En una carta a su amante Louise Colet, le cuenta que pasa sus días destruyendo por la tarde lo que escribió en la mañana, y que es esa tarea la que lo rescata del insufrible aburrimiento que le provoca la sociedad. El mismo tedio en que cae la heroína de la historia, Emma, la adúltera, la malcasada que, deseosa de un amor como los que describen las novelas románticas, viola todos los cánones de la decencia. La búsqueda de la belleza, la consumación del estilo en la prosa, no lo inhiben de desnudar la hipocresía de la burguesía provinciana, la cultura de la apariencia y el egoísmo de las clases medias. Flaubert se atreve a develar lo que la sociedad esconde. Sin denuncia, sino con belleza. Alcanza la cumbre del realismo y lo sublima, convirtiéndose en el demiurgo de la modernidad literaria: la novela como espacio en el que la realidad se representa sin eufemismos pero como obra de arte.

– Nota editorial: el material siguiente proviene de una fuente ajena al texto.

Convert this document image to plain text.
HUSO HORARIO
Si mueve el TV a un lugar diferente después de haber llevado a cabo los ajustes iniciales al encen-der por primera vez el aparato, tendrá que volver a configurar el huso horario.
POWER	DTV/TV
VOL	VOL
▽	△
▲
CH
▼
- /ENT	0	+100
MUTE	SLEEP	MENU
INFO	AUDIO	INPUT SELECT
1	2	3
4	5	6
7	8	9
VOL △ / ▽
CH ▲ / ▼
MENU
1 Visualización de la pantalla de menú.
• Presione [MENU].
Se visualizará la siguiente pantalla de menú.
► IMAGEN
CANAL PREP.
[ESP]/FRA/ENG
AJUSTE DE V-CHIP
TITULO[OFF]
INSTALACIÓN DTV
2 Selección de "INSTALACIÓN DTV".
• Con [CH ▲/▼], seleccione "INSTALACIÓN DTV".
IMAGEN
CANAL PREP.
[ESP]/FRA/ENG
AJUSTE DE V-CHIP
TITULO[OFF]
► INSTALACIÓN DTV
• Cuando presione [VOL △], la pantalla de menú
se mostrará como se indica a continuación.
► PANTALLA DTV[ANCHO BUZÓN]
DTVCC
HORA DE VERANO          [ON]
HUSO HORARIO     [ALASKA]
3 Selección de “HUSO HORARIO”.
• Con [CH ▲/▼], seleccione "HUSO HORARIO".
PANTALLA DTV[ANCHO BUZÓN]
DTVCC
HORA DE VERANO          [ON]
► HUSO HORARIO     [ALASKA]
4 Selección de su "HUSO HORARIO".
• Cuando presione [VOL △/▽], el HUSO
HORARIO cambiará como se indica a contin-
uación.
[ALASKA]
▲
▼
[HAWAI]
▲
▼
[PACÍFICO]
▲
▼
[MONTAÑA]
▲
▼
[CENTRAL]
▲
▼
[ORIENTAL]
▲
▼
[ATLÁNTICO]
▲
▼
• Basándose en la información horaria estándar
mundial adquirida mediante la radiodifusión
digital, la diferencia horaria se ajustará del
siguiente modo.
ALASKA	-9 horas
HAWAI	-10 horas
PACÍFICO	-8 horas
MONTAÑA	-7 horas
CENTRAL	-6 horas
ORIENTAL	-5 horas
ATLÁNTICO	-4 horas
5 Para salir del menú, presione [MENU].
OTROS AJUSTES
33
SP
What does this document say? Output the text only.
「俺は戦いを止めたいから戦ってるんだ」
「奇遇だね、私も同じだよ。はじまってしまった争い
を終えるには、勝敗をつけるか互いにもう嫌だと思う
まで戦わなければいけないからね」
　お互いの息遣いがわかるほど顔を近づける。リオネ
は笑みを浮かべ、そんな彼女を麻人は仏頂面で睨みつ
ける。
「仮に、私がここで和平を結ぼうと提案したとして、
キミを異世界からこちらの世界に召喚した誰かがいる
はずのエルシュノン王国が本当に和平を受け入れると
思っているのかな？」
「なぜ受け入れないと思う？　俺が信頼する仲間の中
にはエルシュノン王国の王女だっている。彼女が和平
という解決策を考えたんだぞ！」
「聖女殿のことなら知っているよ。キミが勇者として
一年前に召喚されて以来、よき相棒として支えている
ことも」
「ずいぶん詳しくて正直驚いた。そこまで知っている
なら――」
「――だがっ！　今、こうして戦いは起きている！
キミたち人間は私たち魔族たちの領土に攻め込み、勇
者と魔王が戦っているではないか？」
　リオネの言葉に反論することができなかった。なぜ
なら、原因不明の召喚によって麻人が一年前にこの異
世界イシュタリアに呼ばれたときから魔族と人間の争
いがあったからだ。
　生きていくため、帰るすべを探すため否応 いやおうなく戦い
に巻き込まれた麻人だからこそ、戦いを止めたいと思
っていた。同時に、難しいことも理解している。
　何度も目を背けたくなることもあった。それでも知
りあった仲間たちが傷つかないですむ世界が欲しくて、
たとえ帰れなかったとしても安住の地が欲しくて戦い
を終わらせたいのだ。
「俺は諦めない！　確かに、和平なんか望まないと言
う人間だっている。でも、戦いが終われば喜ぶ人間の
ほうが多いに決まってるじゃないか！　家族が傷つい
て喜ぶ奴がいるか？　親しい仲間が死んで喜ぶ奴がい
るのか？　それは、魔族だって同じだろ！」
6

Las flores del mal y Madame Bovary se publicaron en 1857. Ese mismo año, poeta y novelista fueron procesados por inmoralidad. Flaubert fue absuelto; Baudelaire, condenado.
A doscientos años del nacimiento de estos antihéroes de su tiempo, vemos que su destino fue desnudar lo que somos: modernos. Triunfales y frustrados, banales y épicos, anhelantes y hastiados, capaces del infierno y del arte. Y por obra del arte, descarnadamente bellos en nuestra complejidad.